PARIS — Economic growth in the eurozone sputtered to a halt in the second quarter, official data showed Thursday, as Germany contracted and France stagnated again.
The gross domestic product of the 18 nations that share the euro did not expand at all from the first quarter of this year, when it grew 0.2 percent, according to Eurostat, the European Union’s statistics agency in Luxembourg.
The latest quarterly figure equates to a barely perceptible 0.2 percent annual rate, Eurostat said, compared with the 0.8 percent annualized rate from the first quarter.
The economy of the 28-nation EU as a whole grew just 0.2 percent from the first quarter, for an annual pace of 0.7 percent, Eurostat said.
The figures fall far short of what the eurozone needs to lift more than 18 million people out of unemployment and to stop the slide of consumer prices into outright deflation. The data also indicated that Europe was beginning to falter even before uncertainty among businesses intensified amid the latest round of tit-for-tat sanctions with Russia over Ukraine.
Lena Komileva, chief economist at G Plus Economics in London, said the figures showed there was a “real risk” that the eurozone was headed back into recession, and they added to pressure on the European Central Bank to adopt stronger monetary stimulus.
“Not only does this render the ECB’s anemic growth forecast of 1 percent for 2014 unrealistic,” she added, “but it is hard to see just what will keep the recovery growing.”
The eurozone’s performance bodes poorly for the already shaky global economic outlook. It comes a day after Japan reported that its GDP shrank 6.8 percent in the second quarter at an annual rate and after the United States reported a rebound to 4 percent annualized growth following a dismal start to the year.

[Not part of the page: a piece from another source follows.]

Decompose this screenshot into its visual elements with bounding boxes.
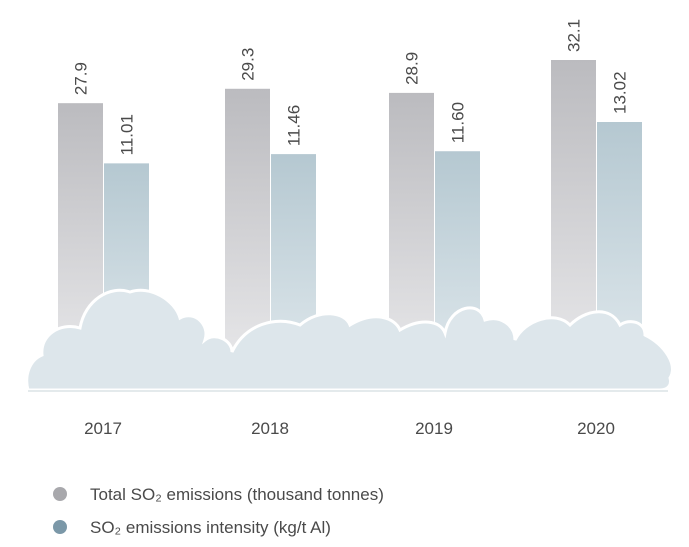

There were some signs for optimism, as economic growth picked up in several so-called peripheral eurozone members. Spain grew 0.6 percent on a quarterly basis, accelerating from 0.4 percent at the start of the year. Portugal returned to growth after contracting in the first quarter, and Cyprus and Greece moved closer to breaking even, suggesting their steep declines may be ending.
GDP in Germany, which contributes more than a quarter of the output of the 18-nation currency bloc, shrank by 0.2 percent from the first quarter, reversing a relatively healthy 0.7 percent quarterly rate in the first three months of 2014, according to Destatis, the national statistics agency.
The French economy showed no overall growth. Insee, the French national statistics agency, reported that business investment and exports declined, negating the effects of a small improvement in household spending.
The figures for Germany and France, respectively the largest eurozone economies, were a little worse than economists had been expecting. But financial markets took the news largely in stride; the euro was little changed at $1.3374 in Paris afternoon trading, and the Euro Stoxx 50, an index of eurozone blue chips, was up about 0.3 percent at midday. Investors sought the perceived safety of German government debt, with the yield on the 10-year bond dropping below 1 percent for the first time.
In another worrying sign, the pace of contraction for Italy, the third-largest eurozone economy, accelerated to a 0.2 percent quarterly decline, after a 0.1 percent first-quarter fall.
A separate Eurostat report on Thursday confirmed that consumer prices in July rose just 0.4 percent from a year earlier, hammering home the message that a deleterious deflationary spiral was still a threat.
The German downturn may be temporary, as economists said the latest figures were skewed by unusually fair weather in the first quarter, which bolstered construction growth to a level that was not sustained. But German businesses have warned that the EU’s economic sanctions against Russia could hurt the domestic economy.
Germany remained relatively healthy through the worst of the economic crisis across the rest of Europe, but the ZEW index of economic sentiment, released Wednesday, showed morale among analysts and investors in the country plunging.